The Ottoman Empire lost key regions of land during its downfall when Greece won independence in 1830 after a revolt, the Congress of Berlin declared the independence of Romania, Serbia, and Bulgaria in 1878, and losing nearly all their conquered territories in Europe during the Balkan Wars in 1912 and 1913. The Ottoman Turks entered the First World War in 1914 on the side of the Central Powers that included Germany and Austria-Hungary and were defeated in 1918. Under a treaty agreement, most Ottoman territories were divided between Britain, France, Greece, and Russia. The Ottoman Empire officially ended in 1922 when the title of Ottoman Sultan was eliminated. Turkey was declared a republic in 1923 and the Caliphate was abolished in 1924.
The Ottoman Empire was replaced by a significantly smaller country simply known as Turkey and several smaller nations were born out of land in the Middle East, including the states of Iraq, Jordan, Syria, Lebanon, and the idea of Palestine. At this time, the al-Saud family, which seized Ottoman territory in Arabia and the holy cities of Mecca and Medina, began the region’s transformation.

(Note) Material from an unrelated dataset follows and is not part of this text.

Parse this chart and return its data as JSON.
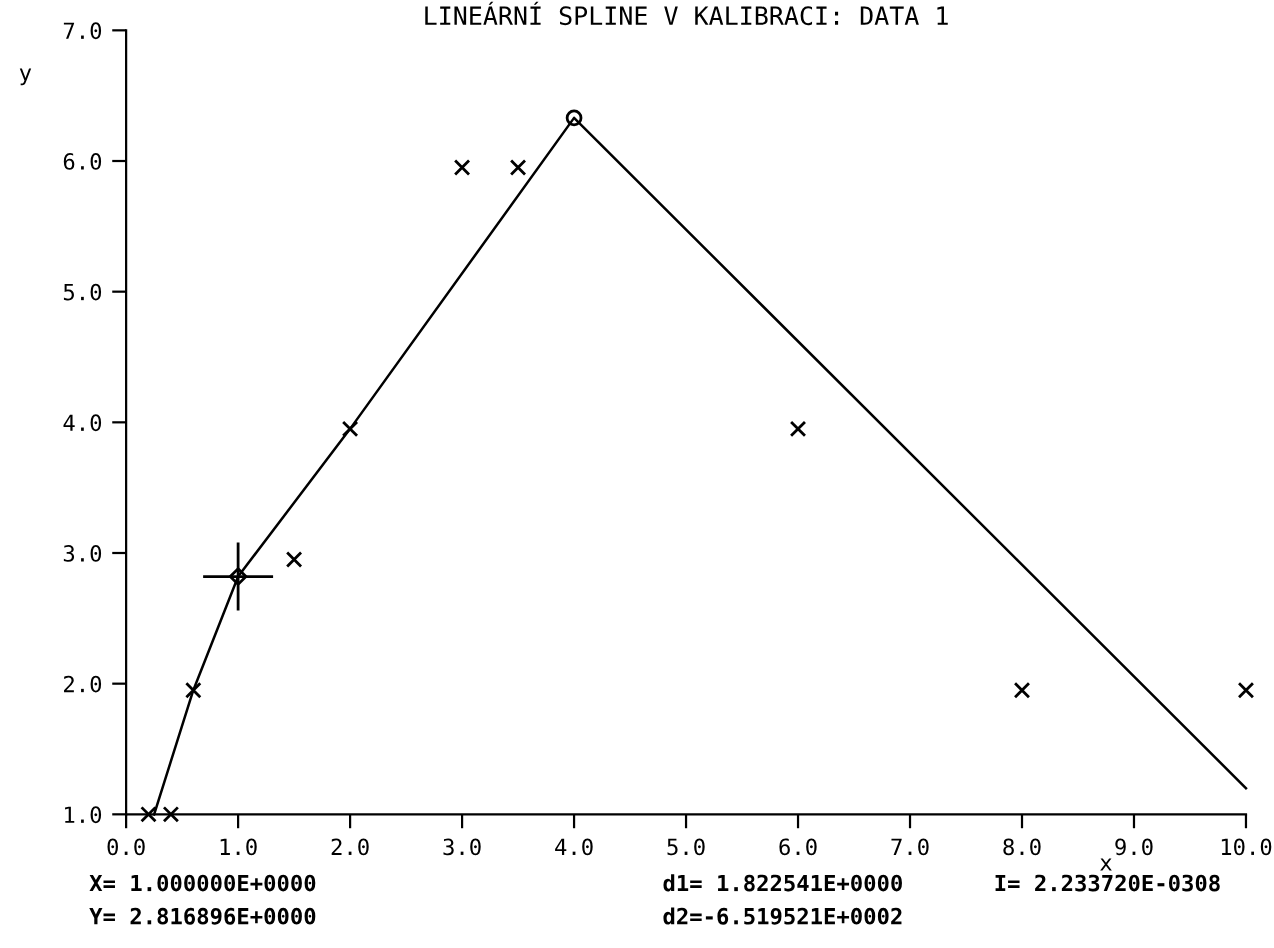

Albania became an independent nation for the first time in over 400 years. The Armenian Genocide laid the ground for the more-homogeneous nation-state that eventually became the Republic of Turkey. The Turkish government denies recognition of the Genocide and contends that, although atrocities took place, there was no official policy of extermination implemented against the Armenian people as a group.